When I returned from my date later that night, I slipped into the kitchen through the back door as quietly as a ballet dancer en pointe. The kitchen was dark, save for a swath of light spilling through the archway from the den. I turned my back from the light to lock the door. Through the door’s window, I could see Mama Jean’s black Cadillac sitting in the garage like a panther. When I faced the light, it darkened with Mama Jean’s tall shadow, her bubble of hair a circle sitting atop the triangle of her floor-length, satiny nightgown. But once her gold-slippered feet set down stakes—one here, one there, about twenty-four inches apart—her shadow went vertical and she was live and in person. She placed her left hand on her left hip and her right hand on her right hip. I couldn’t see the angry glare in her eyes or her gritted teeth in the dark, but I could feel them. It was as if she had caught me bent over Miss Dolly’s barre.

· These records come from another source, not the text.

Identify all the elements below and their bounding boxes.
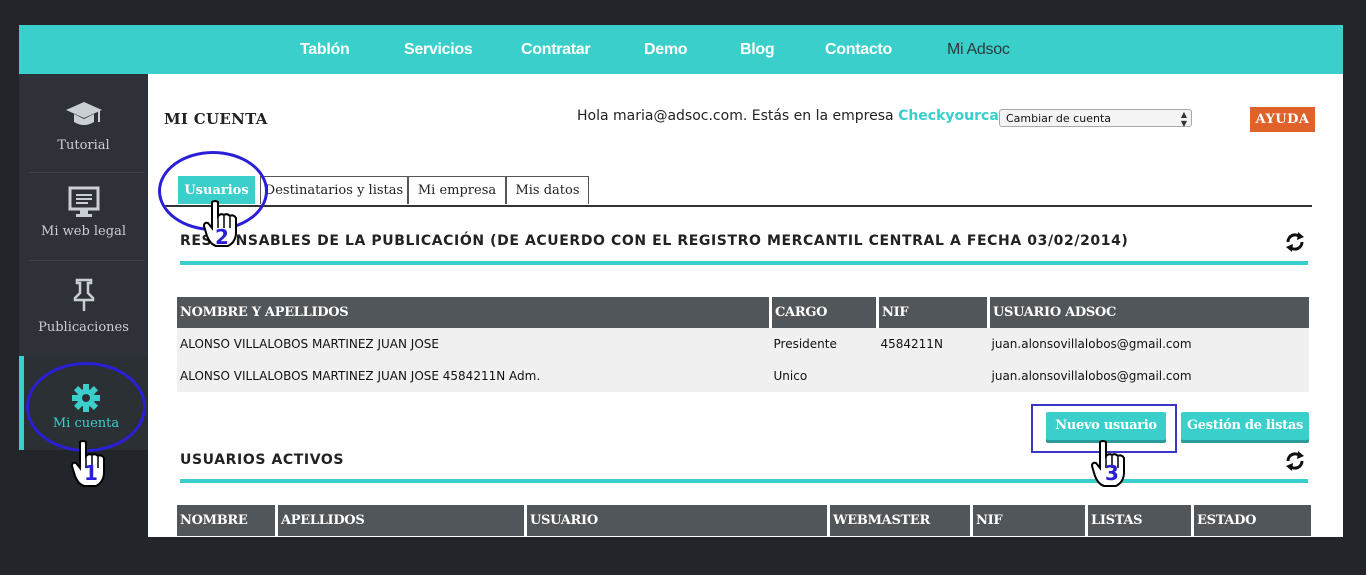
nav-servicios[interactable]: Servicios xyxy=(404,25,473,74)
column-header: WEBMASTER xyxy=(828,505,973,536)
table-cell: juan.alonsovillalobos@gmail.com xyxy=(988,328,1309,360)
nav-tablon[interactable]: Tablón xyxy=(300,25,350,74)
main-panel: MI CUENTA Hola maria@adsoc.com. Estás en… xyxy=(148,74,1343,537)
active-users-table: NOMBRE APELLIDOS USUARIO WEBMASTER NIF L… xyxy=(177,505,1311,536)
responsables-table: NOMBRE Y APELLIDOS CARGO NIF USUARIO ADS… xyxy=(177,297,1309,392)
greeting-message: Hola maria@adsoc.com. Estás en la empres… xyxy=(577,108,894,124)
column-header: NOMBRE xyxy=(177,505,278,536)
column-header: LISTAS xyxy=(1086,505,1194,536)
monitor-icon xyxy=(68,186,99,217)
sidebar-item-publicaciones[interactable]: Publicaciones xyxy=(19,278,148,340)
step-number: 2 xyxy=(215,225,229,249)
sidebar-item-mi-web-legal[interactable]: Mi web legal xyxy=(19,186,148,248)
annotation-circle xyxy=(26,362,146,452)
section-rule xyxy=(180,479,1308,483)
column-header: USUARIO xyxy=(525,505,830,536)
table-cell: Unico xyxy=(770,360,878,392)
step-number: 3 xyxy=(1105,461,1119,485)
sidebar-item-label: Publicaciones xyxy=(38,320,129,335)
graduation-cap-icon xyxy=(65,102,102,125)
responsables-title: RESPONSABLES DE LA PUBLICACIÓN (DE ACUER… xyxy=(180,233,1129,249)
column-header: ESTADO xyxy=(1192,505,1311,536)
sidebar-divider xyxy=(29,172,145,173)
nav-blog[interactable]: Blog xyxy=(740,25,775,74)
table-row: ALONSO VILLALOBOS MARTINEZ JUAN JOSE Pre… xyxy=(177,328,1309,360)
step-number: 1 xyxy=(84,461,98,485)
sidebar-item-tutorial[interactable]: Tutorial xyxy=(19,100,148,162)
refresh-icon[interactable] xyxy=(1284,450,1306,472)
sidebar-item-label: Tutorial xyxy=(57,138,110,153)
tab-mis-datos[interactable]: Mis datos xyxy=(506,176,589,204)
table-cell: ALONSO VILLALOBOS MARTINEZ JUAN JOSE xyxy=(177,328,771,360)
tabs-underline xyxy=(164,205,1312,207)
table-header-row: NOMBRE APELLIDOS USUARIO WEBMASTER NIF L… xyxy=(177,505,1311,536)
table-cell xyxy=(877,360,989,392)
section-rule xyxy=(180,261,1308,265)
sidebar-divider xyxy=(29,260,145,261)
column-header: NOMBRE Y APELLIDOS xyxy=(177,297,772,328)
column-header: NIF xyxy=(877,297,990,328)
column-header: CARGO xyxy=(770,297,879,328)
top-navigation: Tablón Servicios Contratar Demo Blog Con… xyxy=(19,25,1343,74)
select-arrows-icon: ▲ ▼ xyxy=(1180,110,1187,128)
account-select-value: Cambiar de cuenta xyxy=(1006,112,1111,125)
column-header: NIF xyxy=(971,505,1088,536)
active-users-title: USUARIOS ACTIVOS xyxy=(180,452,345,468)
help-button[interactable]: AYUDA xyxy=(1250,107,1315,132)
table-cell: ALONSO VILLALOBOS MARTINEZ JUAN JOSE 458… xyxy=(177,360,771,392)
table-row: ALONSO VILLALOBOS MARTINEZ JUAN JOSE 458… xyxy=(177,360,1309,392)
table-header-row: NOMBRE Y APELLIDOS CARGO NIF USUARIO ADS… xyxy=(177,297,1309,328)
list-management-button[interactable]: Gestión de listas xyxy=(1181,412,1309,440)
nav-mi-adsoc[interactable]: Mi Adsoc xyxy=(947,25,1010,74)
refresh-icon[interactable] xyxy=(1284,231,1306,253)
greeting-text: Hola maria@adsoc.com. Estás en la empres… xyxy=(577,108,1040,124)
nav-demo[interactable]: Demo xyxy=(644,25,688,74)
nav-contratar[interactable]: Contratar xyxy=(521,25,591,74)
table-cell: 4584211N xyxy=(877,328,989,360)
nav-contacto[interactable]: Contacto xyxy=(825,25,892,74)
tab-destinatarios[interactable]: Destinatarios y listas xyxy=(260,176,408,204)
table-cell: juan.alonsovillalobos@gmail.com xyxy=(988,360,1309,392)
page-title: MI CUENTA xyxy=(164,110,268,128)
account-select[interactable]: Cambiar de cuenta ▲ ▼ xyxy=(999,109,1192,128)
table-cell: Presidente xyxy=(770,328,878,360)
column-header: APELLIDOS xyxy=(276,505,527,536)
column-header: USUARIO ADSOC xyxy=(988,297,1309,328)
sidebar-item-label: Mi web legal xyxy=(41,224,126,239)
pushpin-icon xyxy=(73,278,94,311)
tab-mi-empresa[interactable]: Mi empresa xyxy=(408,176,506,204)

We were both silent for a moment before she fired like a machine gun her verbal salvo of interrobangs. Each shot was punctuated with the thrust of her perfectly sculpted, red fingernail.
“Where the hell have you been?!
“Do you know what time it is?!
“I’ve been worried sick!
“How dare you keep me up like this when I have to get up for work in the morning!
“Work that’s paying for that precious school of yours!
“Work that pays for the car you drive!
“The car that you use to run the streets all night—with no regard for me!
“And you’re drunk!”
She took a much-needed breath before firing her last shot: “Where the hell did you get that shirt?!”